Ed Luce: The Edward Luce Review of Hubbard and Kane: "Which brings me to the book’s two chief problems. The first is the history, which, while engagingly rendered, is too obviously retrofitted to the present. The authors’ choices tell a story in themselves. Rome, dynastic China, imperial Spain, the British and the Ottomans make sense. Each was the great power of its day. But the inclusion of Japan, the European Union and California is eccentric. The EU and California have no greater claim to having been great powers than Sacramento or Strasbourg have to being imperial cities. By including two relatively high tax and politically dysfunctional entities, Hubbard and Kane show their hand…. The second problem is the book’s diagnosis of what is ailing the US. Hubbard and Kane are right to see gridlock as a big problem. But their view of what is causing it is bizarre. …Forget the rise of China, the stagnation of US middle class incomes, or the drop down the ranks of international education tables. The biggest threat to US power comes from the mild (and ineffectual) attempts to curb how much money the rich can spend to influence elections. It is hard to know how to react to such reasoning, except to say that it is a pity."
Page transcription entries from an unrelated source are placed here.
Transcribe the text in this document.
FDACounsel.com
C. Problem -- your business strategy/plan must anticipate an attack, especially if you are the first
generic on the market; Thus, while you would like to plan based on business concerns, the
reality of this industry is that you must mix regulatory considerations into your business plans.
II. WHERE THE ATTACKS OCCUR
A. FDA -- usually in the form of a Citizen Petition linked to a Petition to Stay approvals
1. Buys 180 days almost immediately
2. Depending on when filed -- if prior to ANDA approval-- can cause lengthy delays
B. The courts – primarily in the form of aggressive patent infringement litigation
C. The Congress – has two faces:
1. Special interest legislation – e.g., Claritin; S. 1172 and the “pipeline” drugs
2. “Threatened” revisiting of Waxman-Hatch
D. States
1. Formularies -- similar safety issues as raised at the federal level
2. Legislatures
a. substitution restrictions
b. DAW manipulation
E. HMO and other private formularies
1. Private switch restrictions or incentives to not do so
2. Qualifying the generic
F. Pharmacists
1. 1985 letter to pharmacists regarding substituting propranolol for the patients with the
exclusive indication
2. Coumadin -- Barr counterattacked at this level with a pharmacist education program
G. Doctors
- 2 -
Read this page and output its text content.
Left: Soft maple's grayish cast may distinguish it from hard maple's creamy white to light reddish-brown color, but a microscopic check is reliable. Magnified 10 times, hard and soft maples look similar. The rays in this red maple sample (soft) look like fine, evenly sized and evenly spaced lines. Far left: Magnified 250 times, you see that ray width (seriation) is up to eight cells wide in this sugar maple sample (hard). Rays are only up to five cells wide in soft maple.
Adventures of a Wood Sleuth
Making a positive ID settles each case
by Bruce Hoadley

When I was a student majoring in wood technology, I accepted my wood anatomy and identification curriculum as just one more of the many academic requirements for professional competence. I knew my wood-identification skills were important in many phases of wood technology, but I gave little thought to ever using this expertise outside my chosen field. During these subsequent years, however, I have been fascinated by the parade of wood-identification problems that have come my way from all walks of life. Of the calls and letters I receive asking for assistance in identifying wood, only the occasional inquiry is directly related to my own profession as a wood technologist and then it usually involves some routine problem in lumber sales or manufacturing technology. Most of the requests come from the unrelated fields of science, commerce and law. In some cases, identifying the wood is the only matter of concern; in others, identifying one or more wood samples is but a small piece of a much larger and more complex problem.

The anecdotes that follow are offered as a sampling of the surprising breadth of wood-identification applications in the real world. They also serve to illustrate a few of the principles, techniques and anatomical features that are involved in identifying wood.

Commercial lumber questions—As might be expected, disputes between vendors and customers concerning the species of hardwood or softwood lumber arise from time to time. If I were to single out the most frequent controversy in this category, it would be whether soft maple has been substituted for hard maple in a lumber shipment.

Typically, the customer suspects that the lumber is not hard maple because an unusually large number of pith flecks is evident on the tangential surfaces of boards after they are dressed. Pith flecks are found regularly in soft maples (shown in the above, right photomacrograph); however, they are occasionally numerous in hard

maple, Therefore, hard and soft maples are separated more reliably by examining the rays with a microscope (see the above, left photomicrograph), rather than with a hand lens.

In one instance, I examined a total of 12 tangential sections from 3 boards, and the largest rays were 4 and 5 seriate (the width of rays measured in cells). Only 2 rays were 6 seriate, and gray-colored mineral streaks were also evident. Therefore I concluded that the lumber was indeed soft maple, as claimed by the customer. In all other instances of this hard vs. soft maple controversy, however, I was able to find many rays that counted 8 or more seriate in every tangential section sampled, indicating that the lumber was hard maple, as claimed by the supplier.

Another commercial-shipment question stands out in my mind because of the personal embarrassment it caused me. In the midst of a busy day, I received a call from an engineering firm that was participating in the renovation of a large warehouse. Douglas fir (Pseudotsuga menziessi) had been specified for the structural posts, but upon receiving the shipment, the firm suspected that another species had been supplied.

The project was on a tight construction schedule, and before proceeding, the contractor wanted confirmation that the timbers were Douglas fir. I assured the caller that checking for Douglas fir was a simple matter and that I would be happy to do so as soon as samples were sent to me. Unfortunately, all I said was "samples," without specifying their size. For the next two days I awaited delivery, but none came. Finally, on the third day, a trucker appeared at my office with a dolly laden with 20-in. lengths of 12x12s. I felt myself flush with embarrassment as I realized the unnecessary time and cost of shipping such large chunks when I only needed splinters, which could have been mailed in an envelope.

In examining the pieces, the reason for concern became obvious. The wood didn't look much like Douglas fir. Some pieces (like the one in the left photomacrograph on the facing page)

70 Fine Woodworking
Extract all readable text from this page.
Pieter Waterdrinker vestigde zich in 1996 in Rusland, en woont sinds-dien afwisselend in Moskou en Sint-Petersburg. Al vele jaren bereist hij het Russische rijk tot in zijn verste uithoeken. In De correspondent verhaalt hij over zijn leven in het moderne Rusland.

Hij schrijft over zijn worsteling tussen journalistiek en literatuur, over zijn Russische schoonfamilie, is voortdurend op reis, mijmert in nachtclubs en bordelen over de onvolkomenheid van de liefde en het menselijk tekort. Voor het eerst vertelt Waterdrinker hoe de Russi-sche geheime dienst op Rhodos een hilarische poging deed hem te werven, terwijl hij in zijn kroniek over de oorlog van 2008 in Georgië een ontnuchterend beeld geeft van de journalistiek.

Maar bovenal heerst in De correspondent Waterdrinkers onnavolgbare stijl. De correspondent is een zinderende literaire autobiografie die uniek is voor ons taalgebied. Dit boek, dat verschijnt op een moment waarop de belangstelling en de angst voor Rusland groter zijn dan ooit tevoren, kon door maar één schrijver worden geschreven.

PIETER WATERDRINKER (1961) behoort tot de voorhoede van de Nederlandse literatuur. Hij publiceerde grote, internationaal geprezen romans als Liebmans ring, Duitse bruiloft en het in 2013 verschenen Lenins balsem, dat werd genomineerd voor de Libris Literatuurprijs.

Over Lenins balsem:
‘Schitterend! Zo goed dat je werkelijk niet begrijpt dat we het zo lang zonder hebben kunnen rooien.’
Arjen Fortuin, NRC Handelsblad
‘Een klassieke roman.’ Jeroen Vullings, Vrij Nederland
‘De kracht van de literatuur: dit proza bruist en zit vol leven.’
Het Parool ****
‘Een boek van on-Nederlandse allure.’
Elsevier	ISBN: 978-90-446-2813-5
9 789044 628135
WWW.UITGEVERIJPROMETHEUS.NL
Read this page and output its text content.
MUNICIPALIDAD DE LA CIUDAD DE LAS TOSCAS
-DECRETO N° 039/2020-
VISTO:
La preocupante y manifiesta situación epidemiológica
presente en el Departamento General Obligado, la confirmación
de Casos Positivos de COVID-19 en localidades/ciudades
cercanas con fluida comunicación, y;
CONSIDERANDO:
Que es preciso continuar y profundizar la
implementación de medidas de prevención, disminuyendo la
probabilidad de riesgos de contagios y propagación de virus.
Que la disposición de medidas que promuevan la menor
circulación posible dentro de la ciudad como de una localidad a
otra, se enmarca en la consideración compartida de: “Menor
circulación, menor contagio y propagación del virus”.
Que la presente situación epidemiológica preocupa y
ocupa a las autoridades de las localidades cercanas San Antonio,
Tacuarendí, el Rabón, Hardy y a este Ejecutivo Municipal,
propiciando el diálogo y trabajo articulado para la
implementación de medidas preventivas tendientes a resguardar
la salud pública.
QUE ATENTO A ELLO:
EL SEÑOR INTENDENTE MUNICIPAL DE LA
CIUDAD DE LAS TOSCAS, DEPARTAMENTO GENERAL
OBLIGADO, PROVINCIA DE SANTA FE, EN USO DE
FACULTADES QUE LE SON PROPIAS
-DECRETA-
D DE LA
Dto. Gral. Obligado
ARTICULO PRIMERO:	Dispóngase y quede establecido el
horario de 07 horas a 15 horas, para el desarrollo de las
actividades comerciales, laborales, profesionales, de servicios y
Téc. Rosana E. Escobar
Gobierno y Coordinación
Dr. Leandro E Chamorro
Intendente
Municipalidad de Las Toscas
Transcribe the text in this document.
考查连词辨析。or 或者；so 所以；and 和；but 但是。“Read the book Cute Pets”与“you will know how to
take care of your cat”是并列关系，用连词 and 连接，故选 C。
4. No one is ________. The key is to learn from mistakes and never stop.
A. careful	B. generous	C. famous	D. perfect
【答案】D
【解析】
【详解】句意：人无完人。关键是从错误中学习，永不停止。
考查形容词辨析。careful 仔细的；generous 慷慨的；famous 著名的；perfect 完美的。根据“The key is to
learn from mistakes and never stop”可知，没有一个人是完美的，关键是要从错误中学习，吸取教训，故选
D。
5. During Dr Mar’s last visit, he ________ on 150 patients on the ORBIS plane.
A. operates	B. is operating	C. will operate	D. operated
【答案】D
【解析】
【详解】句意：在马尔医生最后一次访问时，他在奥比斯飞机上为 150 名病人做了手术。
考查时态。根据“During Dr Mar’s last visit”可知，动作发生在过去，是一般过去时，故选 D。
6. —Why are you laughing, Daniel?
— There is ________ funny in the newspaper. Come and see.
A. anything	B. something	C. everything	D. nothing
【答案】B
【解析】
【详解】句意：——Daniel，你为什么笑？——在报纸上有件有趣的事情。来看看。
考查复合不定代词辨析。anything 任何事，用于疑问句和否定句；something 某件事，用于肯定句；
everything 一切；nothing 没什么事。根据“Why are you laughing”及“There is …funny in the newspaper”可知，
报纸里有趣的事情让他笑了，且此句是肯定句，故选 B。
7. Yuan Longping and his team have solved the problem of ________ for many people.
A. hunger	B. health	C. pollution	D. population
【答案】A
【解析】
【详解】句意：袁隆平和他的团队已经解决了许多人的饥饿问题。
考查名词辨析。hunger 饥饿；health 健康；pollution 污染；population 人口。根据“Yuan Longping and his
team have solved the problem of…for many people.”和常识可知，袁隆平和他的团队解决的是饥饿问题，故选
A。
Tim Kane replies to The Edward Luce Review of BALANCE: "Selecting the case studies was one of the biggest challenges we faced, and one we took seriously. To the charge of selecting cases that would help sell books, I plead guilty, but I don’t think that makes us eccentrics, nor should you buy the argument that these contemporary cases are irrelevant…. I find it hard to accept an argument against the inclusion of the Japan chapter because it may be the single most important contribution BALANCE makes: the idea of its Development Fuseki supermodel which is the standard growth strategy across Asia and arguably the rest of the world. Glenn and I also point out the limits of that supermodel, which is vital to understanding modern China (Luce’s main objected omission) and why America’s power is not threatened externally. America’s internal threat, however, can only be appreciated by examining failing modern welfare states in Europe and, importantly, California…. Gridlock is a symptom, not the core problem, which I hope we made plain enough in the text. There is a weakness in any democracy to tend away from responsiveness to the people and toward special interests, either rich external groups or incumbent internal groups. We finger both…. In fairness, Luce strikes many other points into our narrative that should give you, as they gave me, pause. More attention to Germany is deserved, and more as well to the attitudes of the voters and protesters in southern Europe. It may well be wishful thinking to imagine that the young realize the folly of welfare states erected by previous generations. I am guilty of hope, but also vigilance as the reason to hope. In other words, I remain confident that better days are ahead for America and Europe — though perhaps not immediately ahead."